The following steps are followed for this project:

  • Select features of images using Histogram of Oriented Gradients (HOG) and also from color spaces.
  • The extracted features are then used for training Linear SVC. An Accuracy of 99.04% is obtained in classifying car images from non-car images.
  • For avoidance of over fitting of data, the training and test data is split randomly and also, the training data is shuffled. Also, for giving equal waitage for all features, the features were scaled.
  • Then, the selected region of test image is slided for finding car images using the trained SVC Classifier.
  • Then, the heat map is used for removing false positives from images. The final car detection is done used treshold over heat map of the previous step.
  • Then, the above pipeline is followed for each frame in project video file.

The output video is given by:

IMAGE ALT TEXT

Histogram of Oriented Gradients

Extracting HOG features

The extraction of HOG features is done using hog function of skimage library. The inputs which were fed are orientations per cell, pixels per cell and cells per block. These hog features were extracted for all vehicles and non-vehicle images for training SVC classifier.

The sample hog features image is given below:

The parameters for hog inputs were tuned for getting best accuracy in SVC classification. Finally, 11 orientations, 8 pixels per cell and 2 cells per block were selected. Color space of YCrCb is selected.

Train and Build Classifier using extracted features

Then, linear SVC is trained using features from vehicle and non-vehicle images supplied in the project and an accuracy of 99.04% is obtained. To avoid over-fitting, shuffling and random splitting of test data is done.

Sliding Window Search and Heat Map

Choice of window scales to search and how much to overlap windows?

The Method find_cars() from the lesson materials is used for detection of cars in entire image.
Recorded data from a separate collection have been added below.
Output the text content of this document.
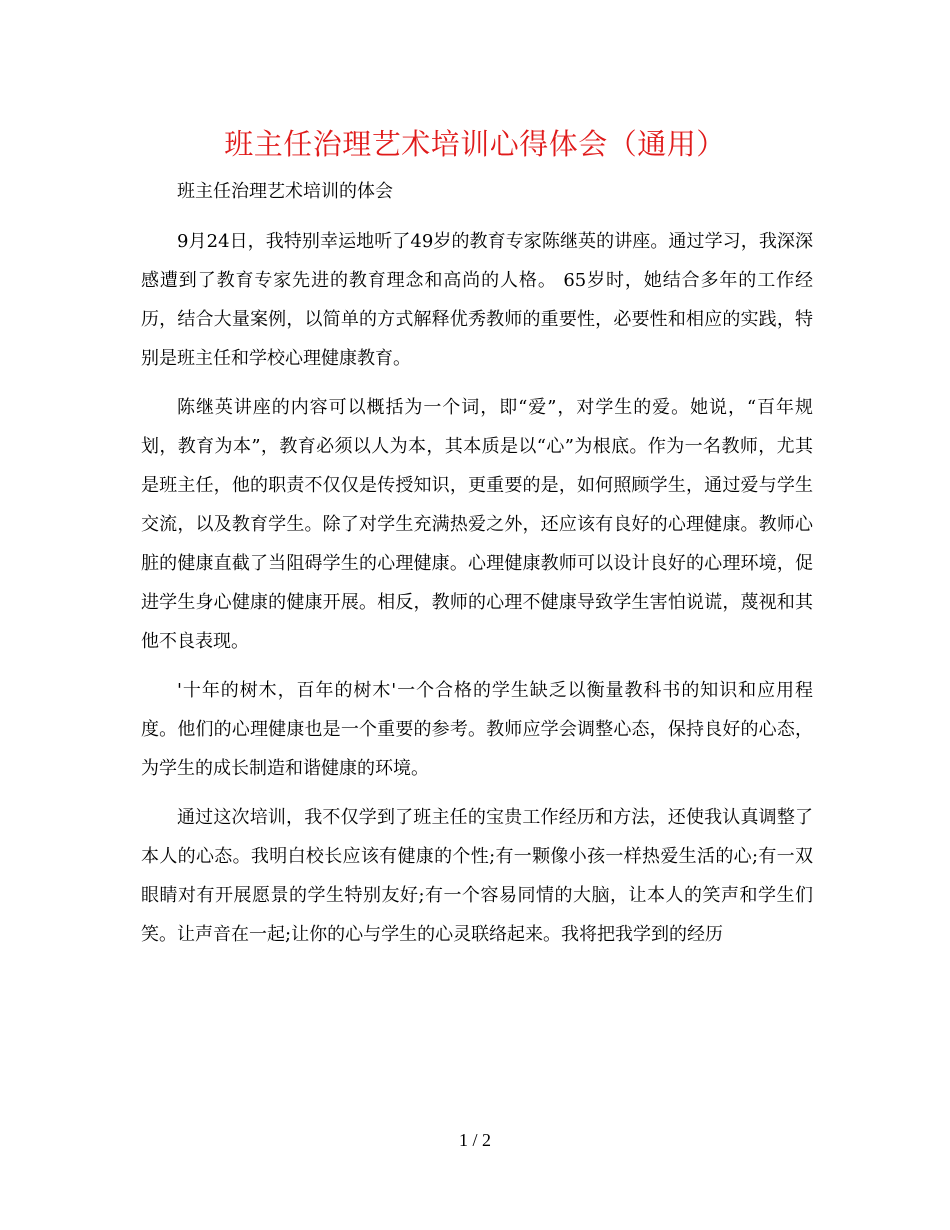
班主任治理艺术培训心得体会（通用）

班主任治理艺术培训的体会

9月24日，我特别幸运地听了49岁的教育专家陈继英的讲座。通过学习，我深深感遭到了教育专家先进的教育理念和高尚的人格。 65岁时，她结合多年的工作经历，结合大量案例，以简单的方式解释优秀教师的重要性，必要性和相应的实践，特别是班主任和学校心理健康教育。

陈继英讲座的内容可以概括为一个词，即“爱”，对学生的爱。她说，“百年规划，教育为本”，教育必须以人为本，其本质是以“心”为根底。作为一名教师，尤其是班主任，他的职责不仅仅是传授知识，更重要的是，如何照顾学生，通过爱与学生交流，以及教育学生。除了对学生充满热爱之外，还应该有良好的心理健康。教师心脏的健康直截了当阻碍学生的心理健康。心理健康教师可以设计良好的心理环境，促进学生身心健康的健康开展。相反，教师的心理不健康导致学生害怕说谎，蔑视和其他不良表现。

'十年的树木，百年的树木'一个合格的学生缺乏以衡量教科书的知识和应用程度。他们的心理健康也是一个重要的参考。教师应学会调整心态，保持良好的心态，为学生的成长制造和谐健康的环境。

通过这次培训，我不仅学到了班主任的宝贵工作经历和方法，还使我认真调整了本人的心态。我明白校长应该有健康的个性;有一颗像小孩一样热爱生活的心;有一双眼睛对有开展愿景的学生特别友好;有一个容易同情的大脑，让本人的笑声和学生们笑。让声音在一起;让你的心与学生的心灵联络起来。我将把我学到的经历

1 / 2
This method extracts HOG features of all aimage and later splits according to the cell and block size. Then, also hog features and color space features were found out of each window and are resized to (64,64) for each window for classifier to predict.

The output is given below:

Then, the detected car blocks were added heat based on number of times it was overlapped. add_heat function is used for this purpose and it increases pixel value by 1 for every detection.

The output is given below:

Then, threshold is applied to the heatmap such that all images less than that value will be set to zero.

Based on the heatmap and threshold, final car detection boundary is set.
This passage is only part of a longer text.